In Ugo Foscolo io non odio il poeta: se mai, odio l’istrione, il basettone. Non odio l’innamorato. Odio, caso mai, quello che si finge tale per tirare il colpo alla figlia diciottenne dell’ospite babbeo: il quale ospite, facitor di versi, ha un’opinione iperbolica del creduto Poeta Iperbolico… Il poeta, una volta ricevuto l’omaggio dei trecento endecasillabi del conte Giovio, non osò respingere l’ospitalità lariana di tutta la famiglia: ospitalità dovutagli come a signore del feudo endecasillabico: ma contrastata dalle due sorelle maggiori, ch’egli chiama brutte e perfide, tanto per non lasciar inoperosa la penna, e meno ancora la lingua di cornacchia: linguaccia che già gli serviva a schiamazzare nei salotti milanesi, e ora in riva al lago.

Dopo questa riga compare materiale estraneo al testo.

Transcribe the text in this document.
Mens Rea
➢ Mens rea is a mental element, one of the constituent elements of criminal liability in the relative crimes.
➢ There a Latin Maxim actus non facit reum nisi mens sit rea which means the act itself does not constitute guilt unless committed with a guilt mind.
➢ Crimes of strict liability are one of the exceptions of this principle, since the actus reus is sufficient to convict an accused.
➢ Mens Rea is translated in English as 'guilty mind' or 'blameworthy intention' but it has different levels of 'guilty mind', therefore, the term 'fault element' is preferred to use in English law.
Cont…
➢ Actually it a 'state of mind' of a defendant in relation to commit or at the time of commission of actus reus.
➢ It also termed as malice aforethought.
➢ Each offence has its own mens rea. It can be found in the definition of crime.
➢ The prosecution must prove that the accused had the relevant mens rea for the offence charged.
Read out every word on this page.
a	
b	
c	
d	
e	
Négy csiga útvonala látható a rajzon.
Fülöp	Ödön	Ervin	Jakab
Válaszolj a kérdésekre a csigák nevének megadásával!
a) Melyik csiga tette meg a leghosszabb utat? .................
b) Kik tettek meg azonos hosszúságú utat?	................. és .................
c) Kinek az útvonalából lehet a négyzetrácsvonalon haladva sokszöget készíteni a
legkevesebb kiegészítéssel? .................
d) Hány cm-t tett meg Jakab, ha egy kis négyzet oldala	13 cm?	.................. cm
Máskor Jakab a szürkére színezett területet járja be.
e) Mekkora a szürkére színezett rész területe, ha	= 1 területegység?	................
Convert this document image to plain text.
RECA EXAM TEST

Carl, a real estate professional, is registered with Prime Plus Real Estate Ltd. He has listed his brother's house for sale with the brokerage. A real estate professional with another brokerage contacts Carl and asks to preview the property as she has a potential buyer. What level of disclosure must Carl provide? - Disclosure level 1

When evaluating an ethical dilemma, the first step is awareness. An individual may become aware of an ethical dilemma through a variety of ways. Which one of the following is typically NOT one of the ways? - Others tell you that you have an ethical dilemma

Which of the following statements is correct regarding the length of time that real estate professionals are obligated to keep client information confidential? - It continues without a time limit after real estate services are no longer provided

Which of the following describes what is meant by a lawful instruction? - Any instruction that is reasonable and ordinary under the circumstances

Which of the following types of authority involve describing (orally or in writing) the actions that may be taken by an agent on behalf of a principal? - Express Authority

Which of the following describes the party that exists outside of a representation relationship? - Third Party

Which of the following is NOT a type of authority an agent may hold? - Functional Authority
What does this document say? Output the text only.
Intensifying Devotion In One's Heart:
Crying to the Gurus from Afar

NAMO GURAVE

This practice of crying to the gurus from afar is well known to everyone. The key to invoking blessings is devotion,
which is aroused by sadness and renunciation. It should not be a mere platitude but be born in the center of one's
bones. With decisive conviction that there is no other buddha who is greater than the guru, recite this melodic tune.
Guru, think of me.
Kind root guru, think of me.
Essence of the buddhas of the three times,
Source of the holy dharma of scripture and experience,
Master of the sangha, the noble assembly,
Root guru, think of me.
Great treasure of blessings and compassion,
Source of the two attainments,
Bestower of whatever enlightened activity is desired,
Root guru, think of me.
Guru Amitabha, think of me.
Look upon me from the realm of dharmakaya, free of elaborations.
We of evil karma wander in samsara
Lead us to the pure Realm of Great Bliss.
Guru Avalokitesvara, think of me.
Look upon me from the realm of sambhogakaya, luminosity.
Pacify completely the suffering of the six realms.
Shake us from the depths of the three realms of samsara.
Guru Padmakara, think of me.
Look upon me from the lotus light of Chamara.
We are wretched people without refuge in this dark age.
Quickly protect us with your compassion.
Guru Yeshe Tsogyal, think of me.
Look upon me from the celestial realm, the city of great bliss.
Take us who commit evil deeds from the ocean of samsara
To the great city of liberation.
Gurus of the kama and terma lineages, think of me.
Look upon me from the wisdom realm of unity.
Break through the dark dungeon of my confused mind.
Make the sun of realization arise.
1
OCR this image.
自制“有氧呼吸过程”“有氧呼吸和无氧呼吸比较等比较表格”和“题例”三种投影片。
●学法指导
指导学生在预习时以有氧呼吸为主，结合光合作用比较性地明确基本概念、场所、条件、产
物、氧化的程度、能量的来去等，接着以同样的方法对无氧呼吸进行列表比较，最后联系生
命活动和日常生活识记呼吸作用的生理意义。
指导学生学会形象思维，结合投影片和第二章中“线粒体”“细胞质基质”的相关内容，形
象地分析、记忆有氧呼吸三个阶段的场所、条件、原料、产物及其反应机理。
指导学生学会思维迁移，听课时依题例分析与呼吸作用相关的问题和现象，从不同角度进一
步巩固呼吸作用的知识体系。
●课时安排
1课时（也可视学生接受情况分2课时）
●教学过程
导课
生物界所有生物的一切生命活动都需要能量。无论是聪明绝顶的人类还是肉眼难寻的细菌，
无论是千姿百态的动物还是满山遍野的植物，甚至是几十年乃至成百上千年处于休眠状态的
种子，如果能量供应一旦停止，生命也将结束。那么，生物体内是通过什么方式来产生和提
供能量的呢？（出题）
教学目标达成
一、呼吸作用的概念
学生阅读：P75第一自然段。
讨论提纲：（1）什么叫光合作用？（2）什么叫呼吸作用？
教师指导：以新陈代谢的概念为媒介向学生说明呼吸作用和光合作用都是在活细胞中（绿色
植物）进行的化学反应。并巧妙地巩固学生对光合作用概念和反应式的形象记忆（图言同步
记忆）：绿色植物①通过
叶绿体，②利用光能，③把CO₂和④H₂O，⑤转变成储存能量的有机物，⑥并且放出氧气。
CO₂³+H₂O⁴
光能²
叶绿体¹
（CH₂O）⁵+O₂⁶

Può darsi che le due sorelle abbiano aperto gli occhi a Papà: Papà idolatrava la sua Francesca, e Ugo poeta. Il fatto è che del matrimonio di Ugo e Francesca non si parlò più; e forse non se n’era parlato mai. La epistola del 19 agosto 1809 alla bimba ha foscolizzato, cioè immortalato la faccenda. L’amore per la milanese (non diciottenne e tanto meno vergine) signora Bignami durò tutto quell’anno 1809. Il Foscolo, pare, le amava a due a due: per non dire a quattro a quattro.

(Carlo Emilio Gadda)

foscolo.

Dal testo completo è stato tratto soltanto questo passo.